The judge started by outlining the background of events that led to Haffajee’s death.

According to Nkosi, the reopened inquest found Haffajee’s political activism started at the tender age of 12, having been recruited into the youth wing of the Natal Indian Congress (NIC), an anti-apartheid movement.

Born in 1950, Haffajee left South Africa in 1966 to study in India for seven years.

While in India, he participated in student politics and remained in contact with activists from the NIC and ANC, which was at the forefront of the fight against apartheid.
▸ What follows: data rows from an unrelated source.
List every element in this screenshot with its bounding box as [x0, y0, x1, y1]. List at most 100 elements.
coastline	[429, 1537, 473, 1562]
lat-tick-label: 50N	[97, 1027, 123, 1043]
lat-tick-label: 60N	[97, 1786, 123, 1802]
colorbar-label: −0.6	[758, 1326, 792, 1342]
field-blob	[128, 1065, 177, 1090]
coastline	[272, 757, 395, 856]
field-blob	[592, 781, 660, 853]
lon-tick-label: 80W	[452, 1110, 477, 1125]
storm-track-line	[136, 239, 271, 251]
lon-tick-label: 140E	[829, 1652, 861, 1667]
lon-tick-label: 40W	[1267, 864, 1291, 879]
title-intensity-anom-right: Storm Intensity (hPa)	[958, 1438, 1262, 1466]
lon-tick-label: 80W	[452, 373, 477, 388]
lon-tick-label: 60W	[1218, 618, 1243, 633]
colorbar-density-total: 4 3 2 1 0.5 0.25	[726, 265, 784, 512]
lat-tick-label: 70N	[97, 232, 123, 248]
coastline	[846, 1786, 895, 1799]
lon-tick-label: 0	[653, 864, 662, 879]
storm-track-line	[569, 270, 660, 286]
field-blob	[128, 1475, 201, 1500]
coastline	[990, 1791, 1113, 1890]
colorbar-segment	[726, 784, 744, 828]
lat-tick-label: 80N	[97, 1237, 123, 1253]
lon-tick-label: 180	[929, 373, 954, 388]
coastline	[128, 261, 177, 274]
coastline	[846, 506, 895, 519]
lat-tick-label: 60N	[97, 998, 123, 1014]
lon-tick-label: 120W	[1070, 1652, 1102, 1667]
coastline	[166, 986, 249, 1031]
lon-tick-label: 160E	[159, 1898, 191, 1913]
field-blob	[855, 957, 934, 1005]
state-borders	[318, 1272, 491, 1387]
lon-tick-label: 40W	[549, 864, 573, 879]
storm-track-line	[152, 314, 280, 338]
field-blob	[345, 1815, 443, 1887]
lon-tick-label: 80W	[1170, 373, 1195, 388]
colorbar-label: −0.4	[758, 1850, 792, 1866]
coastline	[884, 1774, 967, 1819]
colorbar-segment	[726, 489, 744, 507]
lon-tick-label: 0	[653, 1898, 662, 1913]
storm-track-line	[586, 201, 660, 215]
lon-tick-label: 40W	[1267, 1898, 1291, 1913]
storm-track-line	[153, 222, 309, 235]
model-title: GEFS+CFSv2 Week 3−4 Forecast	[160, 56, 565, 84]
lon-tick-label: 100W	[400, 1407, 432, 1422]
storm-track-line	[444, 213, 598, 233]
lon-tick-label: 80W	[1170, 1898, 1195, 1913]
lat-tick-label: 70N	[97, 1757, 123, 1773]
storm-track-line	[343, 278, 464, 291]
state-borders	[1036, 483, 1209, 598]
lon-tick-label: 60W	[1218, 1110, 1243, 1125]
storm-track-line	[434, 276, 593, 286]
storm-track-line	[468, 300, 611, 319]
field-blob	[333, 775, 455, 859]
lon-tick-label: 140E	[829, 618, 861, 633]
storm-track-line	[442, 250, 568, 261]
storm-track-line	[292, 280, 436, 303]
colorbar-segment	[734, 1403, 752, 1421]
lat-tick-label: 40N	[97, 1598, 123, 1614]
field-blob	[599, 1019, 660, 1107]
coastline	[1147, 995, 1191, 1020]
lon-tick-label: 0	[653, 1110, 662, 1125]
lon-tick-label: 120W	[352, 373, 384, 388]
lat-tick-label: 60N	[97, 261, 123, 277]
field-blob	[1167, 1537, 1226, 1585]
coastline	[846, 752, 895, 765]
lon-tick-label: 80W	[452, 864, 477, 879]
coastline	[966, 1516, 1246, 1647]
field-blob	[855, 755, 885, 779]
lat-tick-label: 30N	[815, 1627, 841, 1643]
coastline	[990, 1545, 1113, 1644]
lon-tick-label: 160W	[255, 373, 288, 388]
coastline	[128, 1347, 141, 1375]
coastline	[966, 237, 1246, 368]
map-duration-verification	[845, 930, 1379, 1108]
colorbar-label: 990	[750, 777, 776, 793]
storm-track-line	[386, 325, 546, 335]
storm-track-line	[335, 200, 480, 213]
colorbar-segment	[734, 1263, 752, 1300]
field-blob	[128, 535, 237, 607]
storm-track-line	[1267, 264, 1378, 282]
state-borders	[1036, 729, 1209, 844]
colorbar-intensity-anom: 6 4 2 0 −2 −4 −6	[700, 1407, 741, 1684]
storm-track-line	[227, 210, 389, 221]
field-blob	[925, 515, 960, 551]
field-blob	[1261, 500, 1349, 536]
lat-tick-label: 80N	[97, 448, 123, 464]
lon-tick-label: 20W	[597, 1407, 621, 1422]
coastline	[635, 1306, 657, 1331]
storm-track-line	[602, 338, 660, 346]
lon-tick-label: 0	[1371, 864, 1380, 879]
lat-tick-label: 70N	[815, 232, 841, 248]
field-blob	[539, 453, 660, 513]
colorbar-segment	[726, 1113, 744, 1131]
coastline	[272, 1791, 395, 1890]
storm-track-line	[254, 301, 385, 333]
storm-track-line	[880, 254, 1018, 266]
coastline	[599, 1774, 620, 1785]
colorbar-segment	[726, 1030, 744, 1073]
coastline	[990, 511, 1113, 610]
Haffajee returned to South African in 1976 and dated Mathi Benjamin née Govender.

Nkosi said while still with Benjamin, Haffajee also became romantically involved with another woman who subscribed to his Islamic faith.

This upset Benjamin, he added.

The scorned woman then became a paid informant for the apartheid police and told them about Haffajee’s political activities.

Haffajee’s flat was bugged, and he was subsequently placed under surveillance for four months before apartheid police officers accessed his property with keys handed to them by Benjamin.

Inside the flat, the officers led by Captain Petrus du Toit and Lieutenant James Taylor (both dead) of the Security Branch found copies of communist-related books and handwritten documents on bomb-making.

According to Nkosi, this was not enough to make a case against Haffajee, and the aim of the police’s interrogation was to trap him into making an admission for a case.

When he failed to comply, Nkosi said, the officers strangled and beat him up multiple times.

“He was strong and refused to give in to the interrogators… The suicide was staged to cover death under torture.”

The judge added Haffajee proved to be “religiously committed to his political beliefs through thick and thin and this is what must have enraged his torturers”.